Chairwoman Terri Smith agreed, saying that the “5-Mill Share” is “deducted from what the state sends us from the funding formula.”
“So essentially, that money goes to the poorer counties,” Smith said. “That caused us to push ourselves up to the maximum (millage rate).”
There was no challenge to those assertions at the public meeting last week.
But is there more to the story of the “5-Mill Share,” since the collection of the first 5 mills is a requirement statewide for every county, rich or poor?
It is a state law that says all school systems should help pay their way by using the first 5 mills levied for their own school system.
According to the Georgia School Council Institute (GSCI), the “5-Mill Share” in the QBE (Quality Basic Education) formula refers to the portion of the direct and indirect instructional costs that the state expects local systems to pay with locally raised funds.
Currently, the state requires local systems to contribute an amount equal to 5 mills of property tax generated within their taxing authority.
Funds that are raised locally through locally levied property taxes, including the “5-Mill Share,” actually never leave the school system and are not sent to the state or to other school systems. The “5-Mill Share” is simply the amount of the local funding “obligation” the state requires each system to pay, according to the GSCI website.
A check with Ga. Department of Education (DOE) Chief Financial Officer Scott Austensen confirmed the GSCI explanation of the “5-Mill Share.” Austensen said school districts do not send money to the state, adding that the 5 mills have to be spent in the county where the taxes were levied.

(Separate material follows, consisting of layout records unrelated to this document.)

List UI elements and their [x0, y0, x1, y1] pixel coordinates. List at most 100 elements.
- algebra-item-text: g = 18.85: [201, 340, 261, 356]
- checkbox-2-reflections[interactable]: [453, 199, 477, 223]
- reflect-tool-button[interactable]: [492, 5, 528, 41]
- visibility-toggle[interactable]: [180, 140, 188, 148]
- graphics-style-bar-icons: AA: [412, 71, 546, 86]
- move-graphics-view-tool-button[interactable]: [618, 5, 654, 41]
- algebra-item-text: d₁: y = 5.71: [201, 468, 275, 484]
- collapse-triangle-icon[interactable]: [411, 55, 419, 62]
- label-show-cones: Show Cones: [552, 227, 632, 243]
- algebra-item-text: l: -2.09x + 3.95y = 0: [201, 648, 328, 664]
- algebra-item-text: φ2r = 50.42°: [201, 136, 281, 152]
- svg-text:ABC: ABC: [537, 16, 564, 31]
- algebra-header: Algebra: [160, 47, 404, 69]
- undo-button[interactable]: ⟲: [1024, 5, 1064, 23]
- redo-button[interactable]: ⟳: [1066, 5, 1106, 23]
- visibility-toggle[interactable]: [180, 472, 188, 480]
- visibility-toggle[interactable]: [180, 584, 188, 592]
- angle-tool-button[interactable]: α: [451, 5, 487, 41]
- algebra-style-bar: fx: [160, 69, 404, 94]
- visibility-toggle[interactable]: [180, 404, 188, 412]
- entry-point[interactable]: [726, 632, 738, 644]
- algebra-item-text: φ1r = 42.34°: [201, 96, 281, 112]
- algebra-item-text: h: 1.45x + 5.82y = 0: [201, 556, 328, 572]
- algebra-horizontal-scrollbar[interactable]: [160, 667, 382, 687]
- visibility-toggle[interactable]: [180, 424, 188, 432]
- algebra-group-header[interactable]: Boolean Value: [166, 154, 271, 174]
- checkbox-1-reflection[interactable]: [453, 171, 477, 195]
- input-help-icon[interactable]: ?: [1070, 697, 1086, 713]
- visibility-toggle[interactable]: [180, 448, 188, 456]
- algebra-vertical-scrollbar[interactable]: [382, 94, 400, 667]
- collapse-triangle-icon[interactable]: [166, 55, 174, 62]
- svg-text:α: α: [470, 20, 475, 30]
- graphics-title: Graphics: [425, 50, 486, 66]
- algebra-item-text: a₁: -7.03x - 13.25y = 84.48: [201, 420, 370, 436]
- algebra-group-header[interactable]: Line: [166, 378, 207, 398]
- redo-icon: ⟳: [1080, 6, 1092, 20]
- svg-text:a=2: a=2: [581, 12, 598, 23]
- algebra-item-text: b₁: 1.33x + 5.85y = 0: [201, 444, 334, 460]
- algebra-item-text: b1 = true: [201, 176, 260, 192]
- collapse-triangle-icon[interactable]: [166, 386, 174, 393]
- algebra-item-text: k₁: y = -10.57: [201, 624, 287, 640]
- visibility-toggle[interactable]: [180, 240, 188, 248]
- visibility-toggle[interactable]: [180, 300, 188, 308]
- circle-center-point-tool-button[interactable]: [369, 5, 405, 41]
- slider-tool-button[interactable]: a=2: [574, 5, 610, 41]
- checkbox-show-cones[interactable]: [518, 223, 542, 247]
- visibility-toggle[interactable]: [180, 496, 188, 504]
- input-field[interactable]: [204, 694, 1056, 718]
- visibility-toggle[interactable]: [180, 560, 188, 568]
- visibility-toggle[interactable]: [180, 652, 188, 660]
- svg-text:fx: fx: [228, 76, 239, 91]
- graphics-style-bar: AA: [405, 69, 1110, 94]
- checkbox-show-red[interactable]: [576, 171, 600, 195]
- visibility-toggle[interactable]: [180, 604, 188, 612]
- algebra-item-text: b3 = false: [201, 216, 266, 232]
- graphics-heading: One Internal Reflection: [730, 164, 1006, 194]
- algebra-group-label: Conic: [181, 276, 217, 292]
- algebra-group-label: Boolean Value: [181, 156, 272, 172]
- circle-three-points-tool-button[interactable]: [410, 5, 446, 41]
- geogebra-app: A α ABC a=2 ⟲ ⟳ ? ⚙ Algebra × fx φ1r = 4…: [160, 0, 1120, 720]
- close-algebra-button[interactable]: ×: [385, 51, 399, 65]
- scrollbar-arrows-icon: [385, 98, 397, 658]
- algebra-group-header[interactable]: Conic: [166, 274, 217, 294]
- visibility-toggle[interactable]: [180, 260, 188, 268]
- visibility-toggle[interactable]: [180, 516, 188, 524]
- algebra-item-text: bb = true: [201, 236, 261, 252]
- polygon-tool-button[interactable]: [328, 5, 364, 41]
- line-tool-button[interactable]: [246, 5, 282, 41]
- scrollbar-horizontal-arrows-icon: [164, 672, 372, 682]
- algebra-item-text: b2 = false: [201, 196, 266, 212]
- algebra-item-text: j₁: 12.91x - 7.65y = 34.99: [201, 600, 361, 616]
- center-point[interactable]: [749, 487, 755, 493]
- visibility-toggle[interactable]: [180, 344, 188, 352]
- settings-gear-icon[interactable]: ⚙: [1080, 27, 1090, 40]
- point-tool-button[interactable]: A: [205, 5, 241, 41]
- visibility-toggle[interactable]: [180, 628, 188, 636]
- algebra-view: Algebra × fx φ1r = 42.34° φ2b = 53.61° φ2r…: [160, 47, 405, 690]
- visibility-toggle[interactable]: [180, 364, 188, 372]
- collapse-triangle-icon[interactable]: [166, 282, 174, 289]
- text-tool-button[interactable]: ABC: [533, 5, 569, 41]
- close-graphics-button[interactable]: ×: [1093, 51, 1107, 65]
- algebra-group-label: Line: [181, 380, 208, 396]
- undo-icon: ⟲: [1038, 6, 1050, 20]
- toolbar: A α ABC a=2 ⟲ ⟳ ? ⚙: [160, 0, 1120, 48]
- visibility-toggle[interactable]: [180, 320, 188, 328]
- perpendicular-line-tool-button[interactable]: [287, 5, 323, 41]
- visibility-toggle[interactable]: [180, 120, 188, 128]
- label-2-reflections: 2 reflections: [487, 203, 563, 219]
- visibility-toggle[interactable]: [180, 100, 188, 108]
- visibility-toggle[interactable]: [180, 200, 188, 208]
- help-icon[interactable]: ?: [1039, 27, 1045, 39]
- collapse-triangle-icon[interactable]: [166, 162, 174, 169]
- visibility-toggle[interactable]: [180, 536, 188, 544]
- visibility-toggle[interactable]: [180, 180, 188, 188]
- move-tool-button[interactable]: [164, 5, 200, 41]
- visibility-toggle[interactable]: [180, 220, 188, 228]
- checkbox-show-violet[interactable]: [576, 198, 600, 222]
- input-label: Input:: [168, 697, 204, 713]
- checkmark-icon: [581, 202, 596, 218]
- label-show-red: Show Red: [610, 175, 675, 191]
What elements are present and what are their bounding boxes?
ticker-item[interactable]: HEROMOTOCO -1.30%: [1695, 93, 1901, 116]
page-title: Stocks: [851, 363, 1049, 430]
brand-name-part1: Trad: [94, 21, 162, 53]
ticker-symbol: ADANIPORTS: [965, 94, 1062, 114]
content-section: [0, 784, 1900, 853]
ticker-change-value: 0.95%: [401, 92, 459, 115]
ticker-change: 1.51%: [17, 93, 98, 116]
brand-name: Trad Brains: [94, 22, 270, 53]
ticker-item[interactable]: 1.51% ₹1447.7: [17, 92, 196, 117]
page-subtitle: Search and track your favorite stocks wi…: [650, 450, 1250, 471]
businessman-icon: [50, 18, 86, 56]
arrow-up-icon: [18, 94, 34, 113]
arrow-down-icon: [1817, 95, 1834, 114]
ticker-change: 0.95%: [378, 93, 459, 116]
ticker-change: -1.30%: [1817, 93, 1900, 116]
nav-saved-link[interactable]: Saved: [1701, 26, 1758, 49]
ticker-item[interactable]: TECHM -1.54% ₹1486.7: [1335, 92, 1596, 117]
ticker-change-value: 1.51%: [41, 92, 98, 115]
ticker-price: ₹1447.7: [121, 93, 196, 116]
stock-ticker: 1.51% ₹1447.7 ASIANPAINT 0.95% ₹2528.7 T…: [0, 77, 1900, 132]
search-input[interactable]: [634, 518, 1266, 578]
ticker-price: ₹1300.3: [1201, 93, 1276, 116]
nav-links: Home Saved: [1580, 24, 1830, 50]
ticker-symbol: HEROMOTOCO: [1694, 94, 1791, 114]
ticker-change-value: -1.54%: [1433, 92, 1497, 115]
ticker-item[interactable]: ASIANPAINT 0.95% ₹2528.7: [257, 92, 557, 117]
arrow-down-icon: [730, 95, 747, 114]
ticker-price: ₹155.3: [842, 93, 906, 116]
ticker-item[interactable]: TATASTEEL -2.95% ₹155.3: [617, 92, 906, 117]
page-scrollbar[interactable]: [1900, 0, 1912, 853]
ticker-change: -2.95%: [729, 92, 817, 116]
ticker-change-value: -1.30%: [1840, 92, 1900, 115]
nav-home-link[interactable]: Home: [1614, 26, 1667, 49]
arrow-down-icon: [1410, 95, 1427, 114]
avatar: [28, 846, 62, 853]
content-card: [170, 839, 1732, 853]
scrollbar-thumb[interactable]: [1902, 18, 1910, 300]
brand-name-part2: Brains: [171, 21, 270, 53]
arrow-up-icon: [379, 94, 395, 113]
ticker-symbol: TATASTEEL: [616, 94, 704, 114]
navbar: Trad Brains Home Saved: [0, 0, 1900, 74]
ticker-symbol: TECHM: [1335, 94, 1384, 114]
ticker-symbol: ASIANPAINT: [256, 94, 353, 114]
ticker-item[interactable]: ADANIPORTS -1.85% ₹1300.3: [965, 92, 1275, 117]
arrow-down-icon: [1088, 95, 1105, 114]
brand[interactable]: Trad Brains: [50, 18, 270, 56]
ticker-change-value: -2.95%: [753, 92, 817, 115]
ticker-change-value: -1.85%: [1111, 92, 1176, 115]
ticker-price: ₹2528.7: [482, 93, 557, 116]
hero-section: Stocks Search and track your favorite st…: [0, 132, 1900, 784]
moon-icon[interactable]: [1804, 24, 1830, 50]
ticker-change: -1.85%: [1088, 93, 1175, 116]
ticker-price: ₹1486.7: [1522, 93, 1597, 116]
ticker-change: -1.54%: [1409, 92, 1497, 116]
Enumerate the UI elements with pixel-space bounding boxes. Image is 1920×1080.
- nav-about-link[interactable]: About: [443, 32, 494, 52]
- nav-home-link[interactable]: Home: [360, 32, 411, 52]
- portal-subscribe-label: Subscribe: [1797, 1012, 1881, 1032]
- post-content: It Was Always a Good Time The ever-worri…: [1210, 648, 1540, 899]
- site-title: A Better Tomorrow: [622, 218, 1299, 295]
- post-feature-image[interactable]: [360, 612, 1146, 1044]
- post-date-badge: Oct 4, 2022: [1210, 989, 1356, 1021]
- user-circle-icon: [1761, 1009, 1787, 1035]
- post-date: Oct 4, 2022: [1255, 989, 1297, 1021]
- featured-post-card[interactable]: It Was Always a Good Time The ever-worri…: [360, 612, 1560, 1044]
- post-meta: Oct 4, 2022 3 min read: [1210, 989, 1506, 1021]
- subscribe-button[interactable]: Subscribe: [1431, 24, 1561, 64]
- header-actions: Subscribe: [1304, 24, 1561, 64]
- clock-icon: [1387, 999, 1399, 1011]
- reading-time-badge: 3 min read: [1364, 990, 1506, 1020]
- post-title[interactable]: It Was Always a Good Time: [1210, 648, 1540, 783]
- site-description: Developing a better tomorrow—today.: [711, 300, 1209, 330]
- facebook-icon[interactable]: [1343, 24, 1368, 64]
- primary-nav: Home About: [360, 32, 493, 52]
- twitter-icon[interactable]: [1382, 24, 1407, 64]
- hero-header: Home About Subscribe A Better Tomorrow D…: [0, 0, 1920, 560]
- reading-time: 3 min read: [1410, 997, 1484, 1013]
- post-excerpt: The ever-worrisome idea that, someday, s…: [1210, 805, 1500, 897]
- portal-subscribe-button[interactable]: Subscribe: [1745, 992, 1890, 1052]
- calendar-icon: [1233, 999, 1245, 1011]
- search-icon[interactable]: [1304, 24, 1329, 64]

Though not mentioned by Smith or Smola at the meeting, there is a facet of public education funding that often does see state money going to Georgia’s poorer counties, at least in terms of relative property tax wealth. Those are called Equalization dollars.
But even those funds are not taken directly from richer counties, such as Fayette, and given to poorer ones. Nor are those dollars tied only to the relative worth of a county since they are also linked by formula to a local millage rate levied beyond the “5-Mill Share.”
Austensen said equalization is essentially a grant that comes from a different pot of money and is generated primarily by income taxes and from sales taxes and corporate taxes.
Fayette County is arguably Georgia’s richest county in terms of per capita income. Yet Fayette County, too, earlier this decade, received equalization dollars from the state.